Nel pensiero istituzionale, e nelle modalità che contraddistinguono la relazione utente straniero-operatore, si insinua, fino a diventare caratterizzante il rapporto tra questi due poli, la procedura dell'inchiesta: i rapporti, le testimonianze, il reperimento e il controllo incrociato delle informazioni, la circolazione del sapere dal centro del potere fino al suo punto di attuazione più periferico (l'assistenza domiciliare, in cui l'educatore entra nelle case degli utenti, spesso migranti, con l'espresso compito di osservare le “dinamiche relazionali tra genitori e figli”, ovviamente con strumenti e strategie, tattiche insomma,

escogitate ed implementate dalla cultura istituzionale di cui non solo fa parte, ma di cui è rappresentante all'interno della mura domestiche di quella famiglia, che necessita, a parere dell'istituzione, di un'assistenza a domicilio di cui figli, ma anche genitori, dovrebbero beneficiare), la possibilità di verifica, tutto ciò contribuisce a costruire un'inchiesta che verte sul comportamento delle persone, sui modi di vita e di pensiero. È una modalità di pensare l'altro che l'Occidente non solo ha elaborato nelle sue istituzioni, diciamo, che si occupano di terapia e cura, ma che ha esportato su tutto il globo, durante l'estensione del suo potere realizzata con l'impresa colonizzatrice: la colonizzazione è stata resa possibile non solo dalla potenza economica e militare dell'Occidente che si è materializzata sulle terre e sulle superfici, ma anche dal concomitante processo di “colonizzazione culturale” che ha investito in profondità corpi, gesti, pensieri, modi di vita.
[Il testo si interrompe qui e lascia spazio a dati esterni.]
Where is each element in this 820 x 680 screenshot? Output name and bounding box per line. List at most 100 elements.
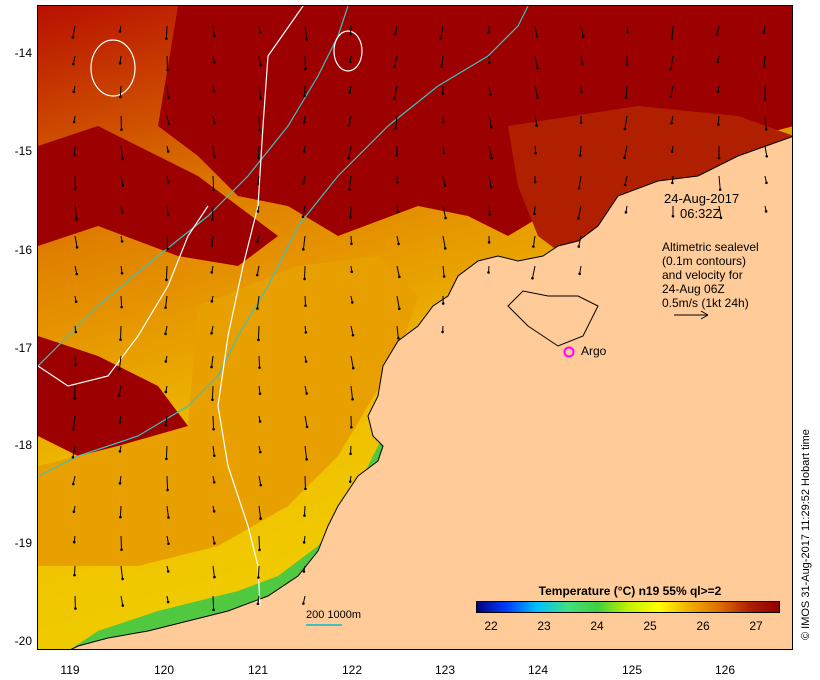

E, pur essendo una verità presente in ogni luogo, dappertutto, esse è pur sempre nascosta, e difficile da scoprire; è una verità – pensata in Occidente – universale, che è e sarà alla portata di chiunque, ma tuttavia richiede al soggetto in grado di coglierla una qualifica, in base a procedimenti, apprendimenti, passaggi, sanciti dalla legge e dalla pedagogia. È esattamente questo il ruolo dell'esperto nella nostra società, e nelle nostre istituzioni: è un soggetto che ottiene la qualificazione a svolgere questa funzione, è nel concreto la realizzazione di un diritto astratto che tutti possediamo, ossia il diritto a cogliere tale verità; ricorrere all'esperto significa interpellare un proprio diritto alla conoscenza, mediato però da una figura che è istituzionalmente preposta ad esercitarlo, concretamente, e ricorrervi così assiduamente e con cieca fiducia è in diretta correlazione con l'estendersi della posizione della verità scientifica nella storia anche più attuale dell'Occidente.

L'istituzione, di per sé, offre al minore lo spazio di realizzazione del suo comportamento, atteso, anche in termini negativi; tale spazio è parte integrante del potere istituzionale, che ha anche la funzione di permettere al comportamento, anche deviante, del minore di manifestarsi in un'istituzione la cui disciplina ha proprio l'obiettivo e lo scopo di attenuarne e correggerne violenze, crisi, atteggiamenti disturbanti. Inquadrare devianze, violenze, particolarità, all'interno di un sistema disciplinare ed istituzionalizzato significa, in ultima analisi, non saperle ascoltare, non saper educare l'anima attraverso l'anima stessa, il suo compiersi (Hillman, 2009; Jung, 1998).